Herpetologists who have studied the practice of snake handling attribute the relatively low number of deaths to the poor health and maintenance of the snakes during captivity. Snakes that are dehydrated and underfed are less likely to strike and the deteriorated condition of the snake produces weaker venom. It was noted that numerous snakes are crowded into one container and lack of fecal matter indicates that they were not being routinely fed. Snakes living in the captivity of snake handlers live an average of three to four months, whereas snakes living in their natural habitat can live much longer. Even in captivity a well-cared for snake can live 10 – 20 years. The data would seem to suggest that snake handling pastors increase their chances of not being bitten during a religious service by ensuring that the snake is in poor health and that snake bites which do occur produce much weaker venom that while it may cause serious harm it does not cause death.
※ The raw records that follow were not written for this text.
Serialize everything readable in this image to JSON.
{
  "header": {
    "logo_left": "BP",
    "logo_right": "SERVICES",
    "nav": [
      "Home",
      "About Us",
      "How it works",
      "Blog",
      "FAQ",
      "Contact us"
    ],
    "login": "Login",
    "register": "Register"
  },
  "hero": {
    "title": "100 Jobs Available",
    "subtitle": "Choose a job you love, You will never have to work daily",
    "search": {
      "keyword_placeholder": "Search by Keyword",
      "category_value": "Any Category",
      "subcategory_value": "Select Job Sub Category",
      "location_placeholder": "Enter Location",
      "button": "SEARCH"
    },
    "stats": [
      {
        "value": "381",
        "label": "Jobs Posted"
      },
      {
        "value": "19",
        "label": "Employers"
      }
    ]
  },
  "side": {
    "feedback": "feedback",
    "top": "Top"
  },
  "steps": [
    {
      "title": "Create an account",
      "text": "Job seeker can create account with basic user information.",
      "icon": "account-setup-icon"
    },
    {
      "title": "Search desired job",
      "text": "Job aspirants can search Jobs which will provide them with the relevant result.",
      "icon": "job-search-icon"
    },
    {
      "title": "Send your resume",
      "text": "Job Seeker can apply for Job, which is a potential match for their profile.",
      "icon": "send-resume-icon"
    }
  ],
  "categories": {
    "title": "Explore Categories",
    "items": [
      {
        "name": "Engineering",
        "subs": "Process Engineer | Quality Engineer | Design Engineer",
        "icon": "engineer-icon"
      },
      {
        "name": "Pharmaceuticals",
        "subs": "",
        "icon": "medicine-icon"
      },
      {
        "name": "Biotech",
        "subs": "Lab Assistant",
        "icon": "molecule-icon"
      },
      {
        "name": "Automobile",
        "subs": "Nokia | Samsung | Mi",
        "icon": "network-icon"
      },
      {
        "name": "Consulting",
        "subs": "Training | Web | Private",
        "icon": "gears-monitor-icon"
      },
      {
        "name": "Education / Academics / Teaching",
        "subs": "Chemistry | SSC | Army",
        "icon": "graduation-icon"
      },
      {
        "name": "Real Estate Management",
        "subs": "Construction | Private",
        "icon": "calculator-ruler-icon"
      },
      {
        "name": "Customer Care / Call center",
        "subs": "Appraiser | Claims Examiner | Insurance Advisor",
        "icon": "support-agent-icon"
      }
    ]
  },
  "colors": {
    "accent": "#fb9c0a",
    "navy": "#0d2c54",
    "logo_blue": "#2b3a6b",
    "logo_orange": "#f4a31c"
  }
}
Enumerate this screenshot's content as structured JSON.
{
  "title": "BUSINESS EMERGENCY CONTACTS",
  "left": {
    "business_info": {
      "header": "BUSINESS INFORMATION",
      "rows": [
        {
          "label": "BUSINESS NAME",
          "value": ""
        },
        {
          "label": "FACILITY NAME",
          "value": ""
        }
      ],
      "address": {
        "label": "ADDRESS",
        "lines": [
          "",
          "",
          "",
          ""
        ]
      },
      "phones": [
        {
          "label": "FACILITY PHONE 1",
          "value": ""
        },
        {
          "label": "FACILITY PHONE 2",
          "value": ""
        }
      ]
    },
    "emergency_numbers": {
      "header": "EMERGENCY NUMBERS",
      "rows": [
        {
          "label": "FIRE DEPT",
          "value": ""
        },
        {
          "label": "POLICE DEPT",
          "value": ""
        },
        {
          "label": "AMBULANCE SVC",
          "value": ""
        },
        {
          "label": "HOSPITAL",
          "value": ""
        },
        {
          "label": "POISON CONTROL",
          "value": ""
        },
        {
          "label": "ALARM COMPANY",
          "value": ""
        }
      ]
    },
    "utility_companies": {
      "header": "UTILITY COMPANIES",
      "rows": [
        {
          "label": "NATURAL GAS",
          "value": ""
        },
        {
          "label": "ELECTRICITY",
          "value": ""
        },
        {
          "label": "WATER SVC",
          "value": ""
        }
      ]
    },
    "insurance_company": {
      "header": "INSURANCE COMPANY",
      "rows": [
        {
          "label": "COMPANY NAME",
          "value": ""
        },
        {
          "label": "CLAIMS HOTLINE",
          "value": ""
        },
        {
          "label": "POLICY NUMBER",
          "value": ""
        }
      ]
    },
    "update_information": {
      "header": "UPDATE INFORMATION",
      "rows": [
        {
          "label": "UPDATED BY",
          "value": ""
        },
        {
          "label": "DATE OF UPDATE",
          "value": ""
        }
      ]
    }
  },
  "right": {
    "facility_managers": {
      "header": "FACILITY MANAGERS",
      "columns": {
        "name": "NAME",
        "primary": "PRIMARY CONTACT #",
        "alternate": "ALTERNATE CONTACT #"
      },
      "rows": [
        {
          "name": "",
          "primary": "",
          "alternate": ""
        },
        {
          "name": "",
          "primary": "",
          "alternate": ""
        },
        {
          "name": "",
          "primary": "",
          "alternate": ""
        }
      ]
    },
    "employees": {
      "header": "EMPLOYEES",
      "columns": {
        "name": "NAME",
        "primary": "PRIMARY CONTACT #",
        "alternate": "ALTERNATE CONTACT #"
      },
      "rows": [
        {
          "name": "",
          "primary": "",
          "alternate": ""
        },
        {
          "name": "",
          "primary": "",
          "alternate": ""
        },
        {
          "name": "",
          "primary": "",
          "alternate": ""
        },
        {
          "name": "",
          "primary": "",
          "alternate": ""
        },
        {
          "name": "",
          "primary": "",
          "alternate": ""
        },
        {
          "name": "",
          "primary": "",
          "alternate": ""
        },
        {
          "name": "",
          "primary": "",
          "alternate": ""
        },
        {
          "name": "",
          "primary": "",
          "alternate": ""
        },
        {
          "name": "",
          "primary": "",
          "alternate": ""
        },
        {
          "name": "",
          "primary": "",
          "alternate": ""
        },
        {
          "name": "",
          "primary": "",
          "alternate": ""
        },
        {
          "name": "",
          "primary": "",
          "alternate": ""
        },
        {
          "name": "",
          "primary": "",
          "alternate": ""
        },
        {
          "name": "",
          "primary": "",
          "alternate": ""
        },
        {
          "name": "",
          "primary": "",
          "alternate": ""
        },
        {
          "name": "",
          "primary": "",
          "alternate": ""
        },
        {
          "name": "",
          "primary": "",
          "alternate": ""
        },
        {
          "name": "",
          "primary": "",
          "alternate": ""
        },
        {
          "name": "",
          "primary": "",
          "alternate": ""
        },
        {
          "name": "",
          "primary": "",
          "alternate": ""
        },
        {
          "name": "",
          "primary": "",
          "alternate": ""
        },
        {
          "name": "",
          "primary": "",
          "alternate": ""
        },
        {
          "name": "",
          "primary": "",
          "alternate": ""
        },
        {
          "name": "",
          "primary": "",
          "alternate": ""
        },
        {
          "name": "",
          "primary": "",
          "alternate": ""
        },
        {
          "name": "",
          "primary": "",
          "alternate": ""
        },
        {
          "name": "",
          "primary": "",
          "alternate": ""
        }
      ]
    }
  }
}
Death is more likely to occur when someone is bitten while handling a newly captive snake, still in relatively good health, and then refuses medical treatment.
Because some people have died handling snakes during a worship service, some states such as Tennessee have banned possessing venomous reptiles. But, as depicted in the series, don’t expect these religious devotees of snake handling to give up the practice. People attending these congregations are often family members following a long enduring belief that if they do not do these things that they will go to hell. They have been indoctrinated into this belief for the most of their lives as a part of their family culture.
My father’s family hails from Appalachia. I know this culture well and I also know that many of those living in this region are economically impoverished, poorly educated and socially isolated. Family and tradition are foremost in their lives and the religious tradition of the family is unlikely to be challenged by subsequent generations. The lyric of an old hymn (Gimme that Old Time Religion) that says, “It was good enough for my grandma and its good enough for me” is an accurate reflection of the mindset of these closely knitted families. A great many will never leave their communities or ever attend college and in turn will most likely never encounter alternative religious or life style points of view. And the traditions that they were born into will be passed to future generations, time and time again.
The Pew Institute reports that people who are poor and undereducated are those most likely to hold religious beliefs. Watching this series makes that point even stronger. It is easy to see that Jesus and the bible provide a means of solace for people struggling through poverty and the hardships that it causes in their lives. Their faith allows them to believe that they are rich in spirit, much richer than the man with the money, and it allows them to equalize their worth as a have-not when compared to the haves. To the poor, Jesus’ words of “blessed are the poor” and his gentle affection for the poor add value to a less than desirable existence. I’ve been there and done that. I know what it feels like to need a power greater than myself to be in control of my life so I understand how important their faith is to them. I am somewhat sympathetic to people continued to be deceived by a great lie. But that being said, as a Tennessean, I hope that Brother Andrew never succeeds in lobbying the state legislature to allow snake handling as an act of religious freedom; and I will remain committed to the separation of church and state which keeps dangerous religious beliefs and practices out of mainstream society.
And god forbid, that he ever acquires his dream of being the pastor of the first ever Snake Handling Mega Church.